We’ve previously discussed how, from a safety perspective, the reduction of bacterial populations from washing are marginal. Additionally, we’ve covered how bleach and other disinfectant solutions are used on produce in order to mitigate risks of cross-contamination. Lastly, we’ve pointed out how the process of triple washing is often completed as a marketing tactic, so that consumers will then seek out convenient products and make purchases based on ease of consumption. So, from a consumer stand-point, these are all key pieces of information that must be kept in mind when deciding if triple washed produce is right for you.

To understand why a wash might be a valuable stage of processing, it’s important to think about how lettuce is grown — very low to the earth. Then, you should consider all of the small folds and ridges in the leaves that soil, which might contain fecal matter or applied fertilizers and pesticides, can become engrained in. Moreover, lettuce is harvested and handled by numerous farm-workers, processors, and distributors. So, cross-contamination from human contact is introduced at each stage involved in getting the produce to you.

Alternatively, to decide if you’re comfortable with triple washing, you must recognize that there are chemicals, the same ones you use to clean your pool or whiten your clothes (albeit much diluted versions), being applied to your food. Some buyers also feel that triple-washed greens have a slightly “off” taste when compared to fresh-harvested produce, and the chemical wash is one of the factors that may be attributed to this. As we’ve stated before, this wash does not surface sanitize produce, so there is no guarantee that these greens are “safe” as a result of the wash, and, in fact, there have been deadly outbreaks of salmonella, listeria, and other food-borne illnesses linked to pre-washed, triple washed, and ready to eat packaged salads.

Subsequently, consumers should know that the label is there to indicate convenience and a lower “grittiness” of the salad, that it does not stand for any health claims, and that it is a marketing tool. The advertising of convenience also distracts consumers from the fact that these packaged salads are often being transported thousands of miles to their grocery stores, and that they’re one-to-two weeks old by the time that they even get onto shelves.

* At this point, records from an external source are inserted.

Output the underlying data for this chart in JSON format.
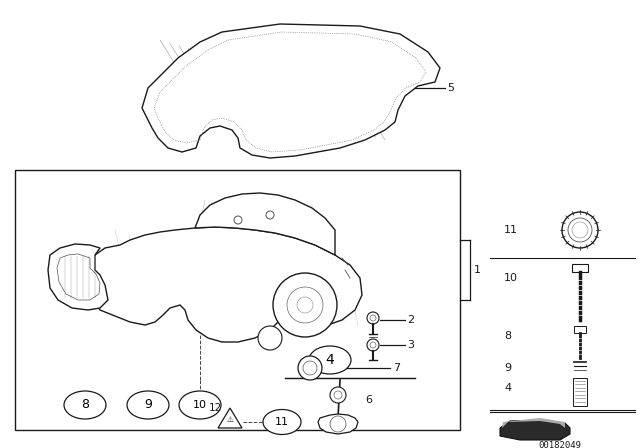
{
  "bg_color": "#ffffff",
  "part_number": "00182049",
  "line_color": "#1a1a1a",
  "gray_color": "#888888",
  "light_gray": "#cccccc"
}
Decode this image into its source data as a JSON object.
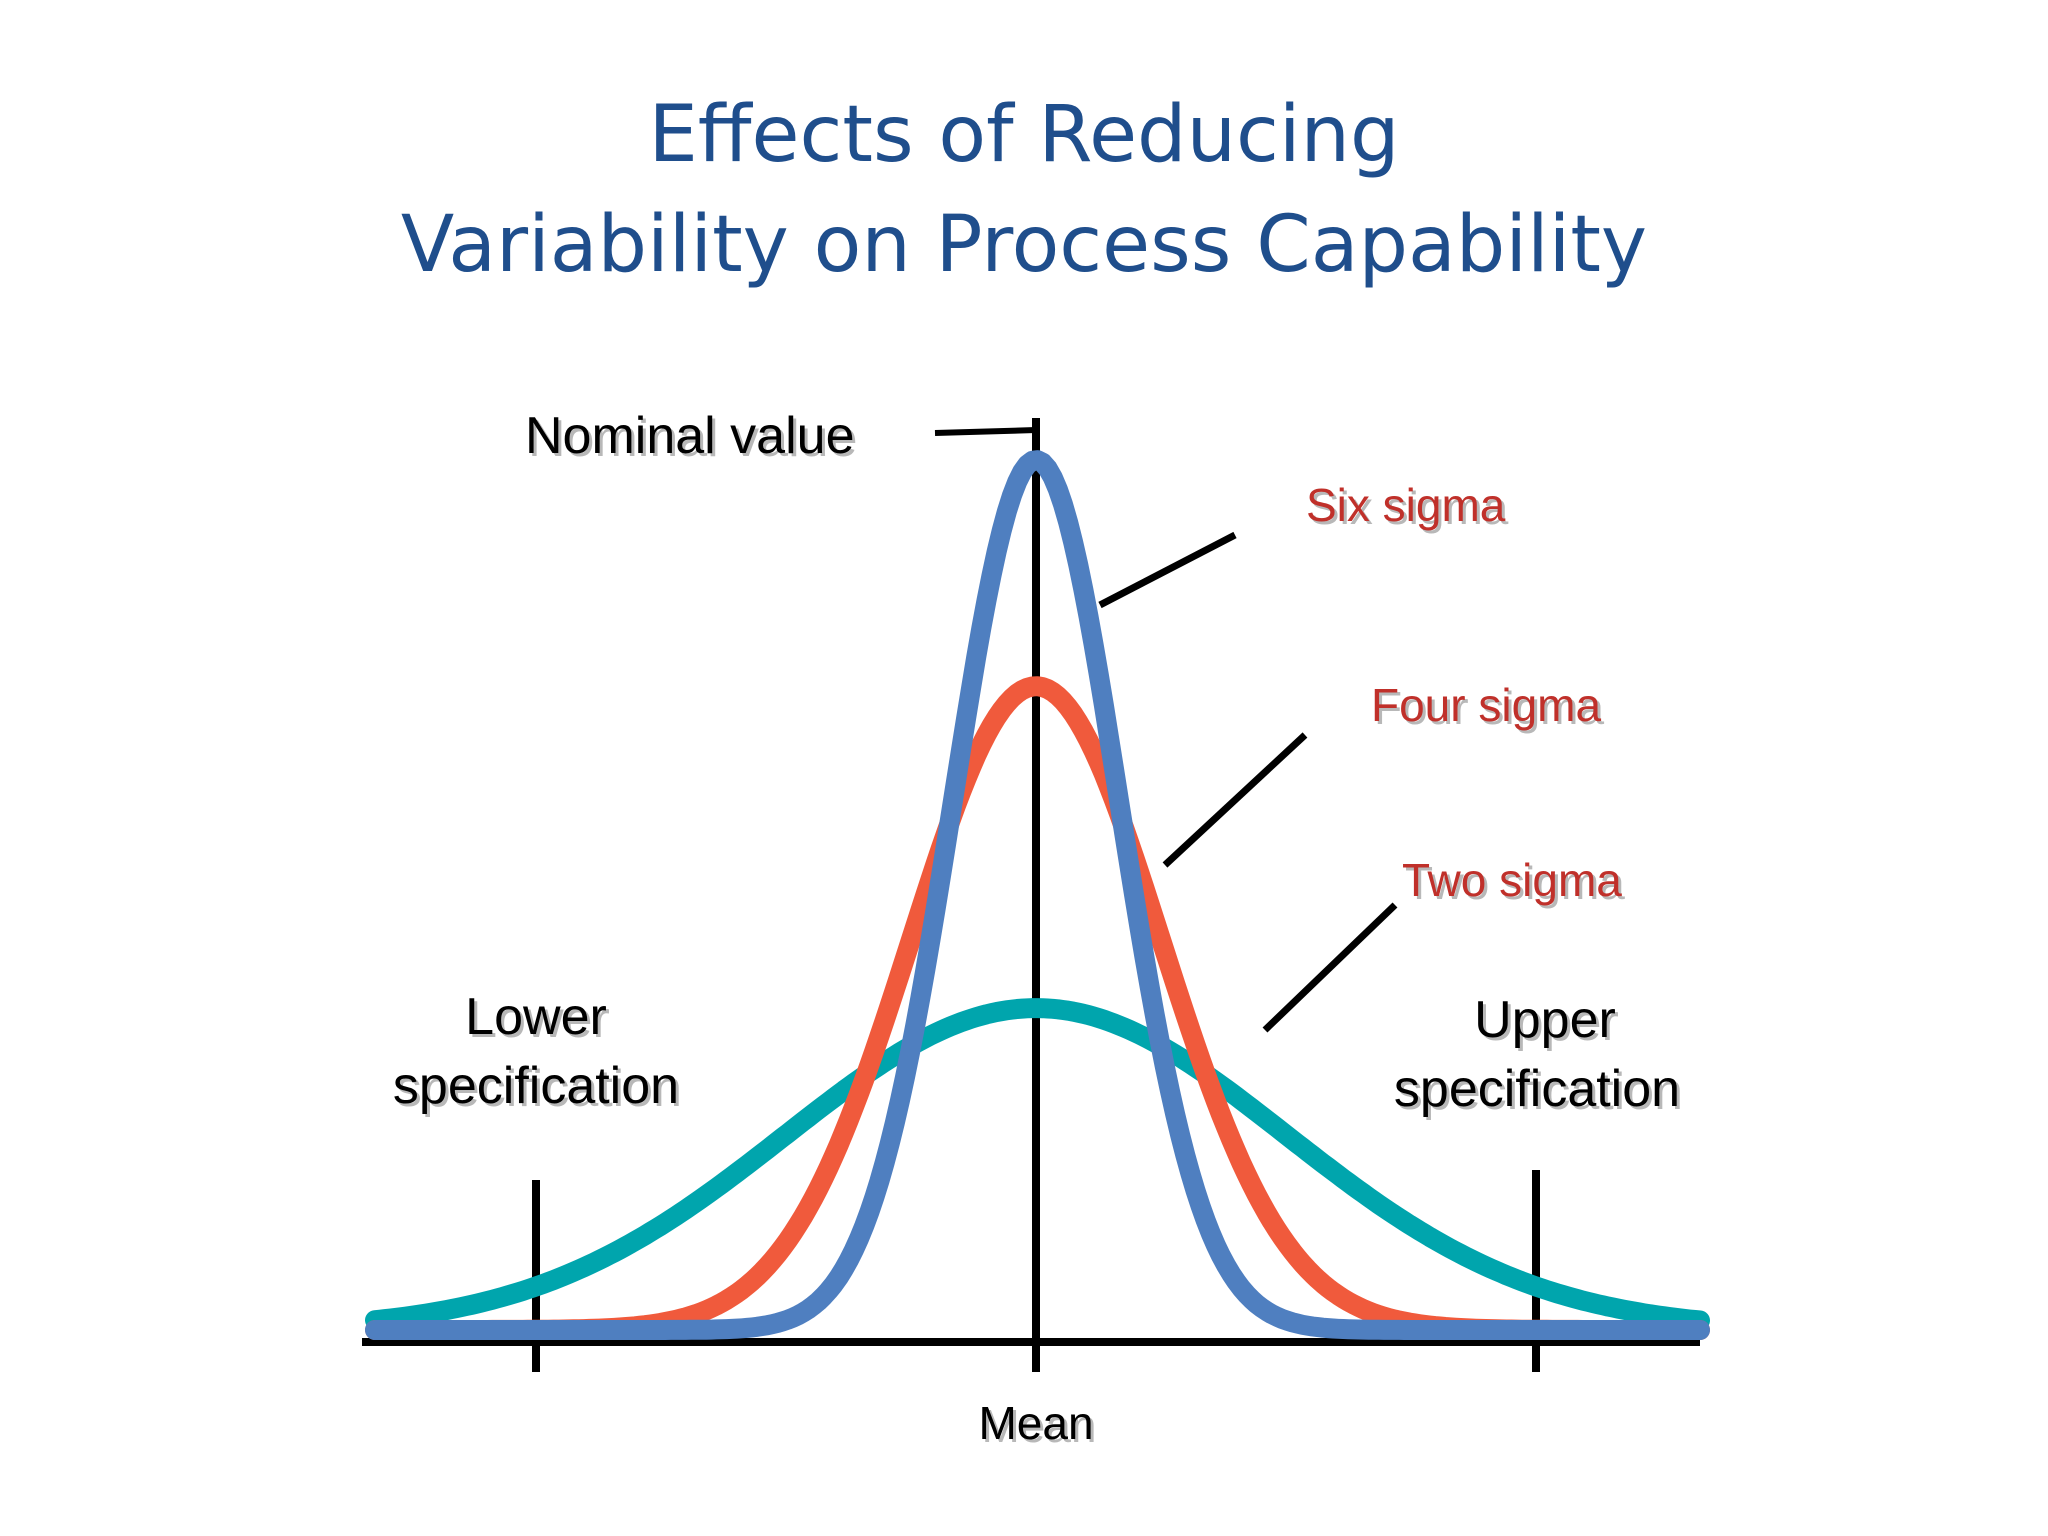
{
  "chart_data": {
    "type": "line",
    "title": "Effects of Reducing Variability on Process Capability",
    "title_lines": [
      "Effects of Reducing",
      "Variability on Process Capability"
    ],
    "xlabel": "Mean",
    "ylabel": "",
    "grid": false,
    "xlim": [
      -4,
      4
    ],
    "spec_limits": {
      "lower": -3,
      "upper": 3,
      "lower_label": [
        "Lower",
        "specification"
      ],
      "upper_label": [
        "Upper",
        "specification"
      ]
    },
    "nominal": {
      "value": 0,
      "label": "Nominal value"
    },
    "series": [
      {
        "name": "Two sigma",
        "sigma": 1.5,
        "peak": 0.37,
        "color": "#00a5ad",
        "label_color": "#c0302a"
      },
      {
        "name": "Four sigma",
        "sigma": 0.75,
        "peak": 0.74,
        "color": "#f05a3c",
        "label_color": "#c0302a"
      },
      {
        "name": "Six sigma",
        "sigma": 0.5,
        "peak": 1.0,
        "color": "#4f7fc0",
        "label_color": "#c0302a"
      }
    ]
  }
}
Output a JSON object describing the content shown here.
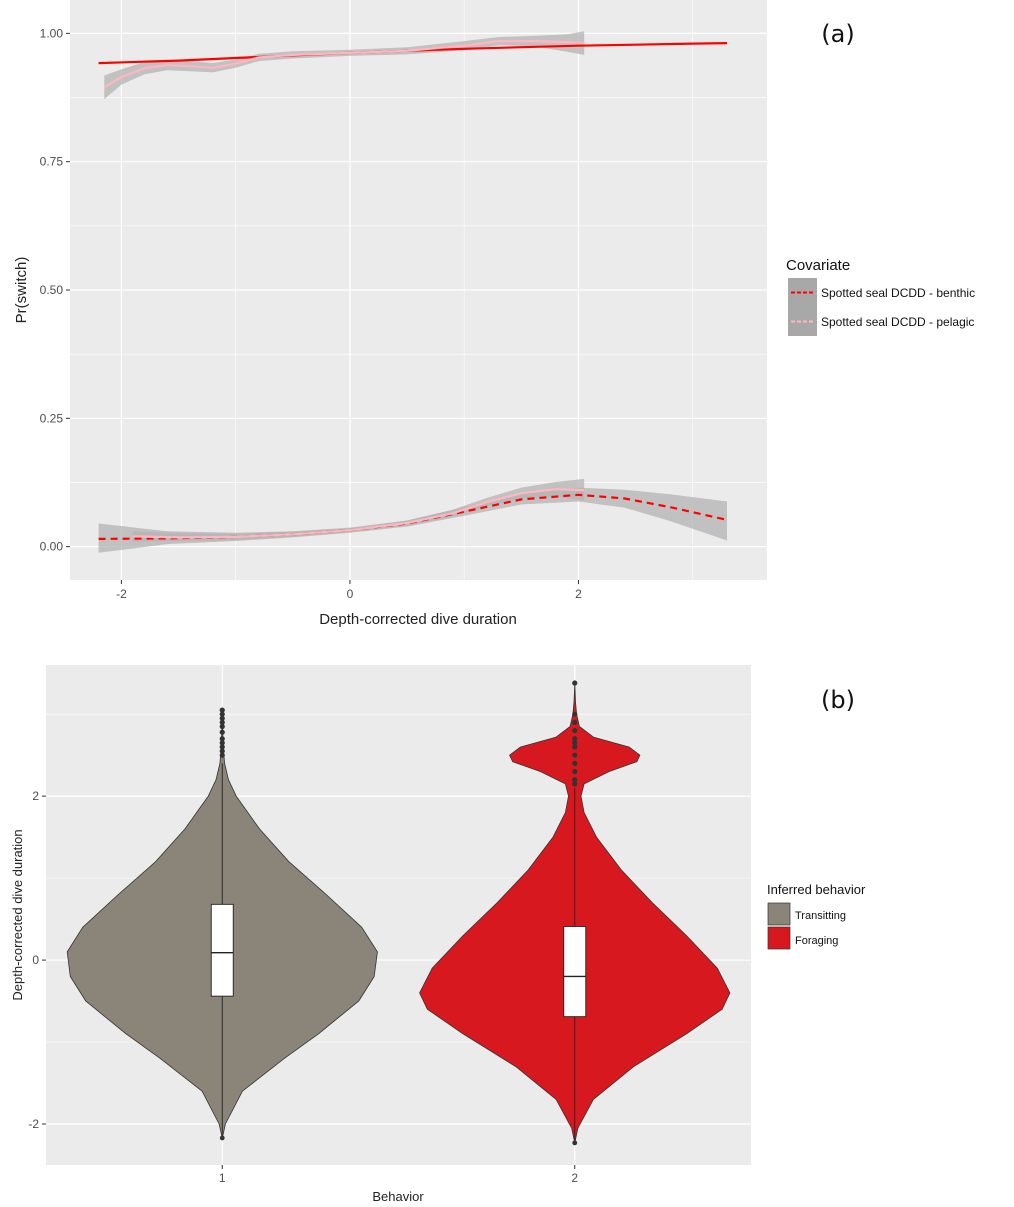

Ultimately, it’s up to the buyer to determine what they value when purchasing produce. Our goal is to demystify some of that decision making process for you.

FreshBox Farms’ Solution

Here at FreshBox Farms, we grow all of our greens using hydroponic technology in a clean and contaminant-free, indoor environment. This means that we grow without soil, and have no need (or desire!) to apply pesticides, fertilizers, or other nasty chemicals to your food. Our farm and team members adhere to the highest standards of sanitation, and ensure that our greens are incredibly clean from seedling to packaging.

Because our plants are cultivated in a soil-less environment, there is never any debris or “grit” that becomes incorporated into the ridges of the produce, unlike in traditional farming. As a result, there are no undesirables to wash off — only pure, good food — so we choose not to wash our lettuces. We feel that adding extra stages of processing before our clean product gets to you offers no added benefit, and only creates opportunities for cross-contamination from outside sources.

So, when you make The Thoughtful Choice and buy FreshBox Farms, you can always feel confident that you’re receiving good, wholesome food. Should you choose to wash our greens, please do so under cold running water in a sink that has been sanitized to avoid the risk of cross-contamination. And never soak or store the greens in water. Stay safe and enjoy that salad!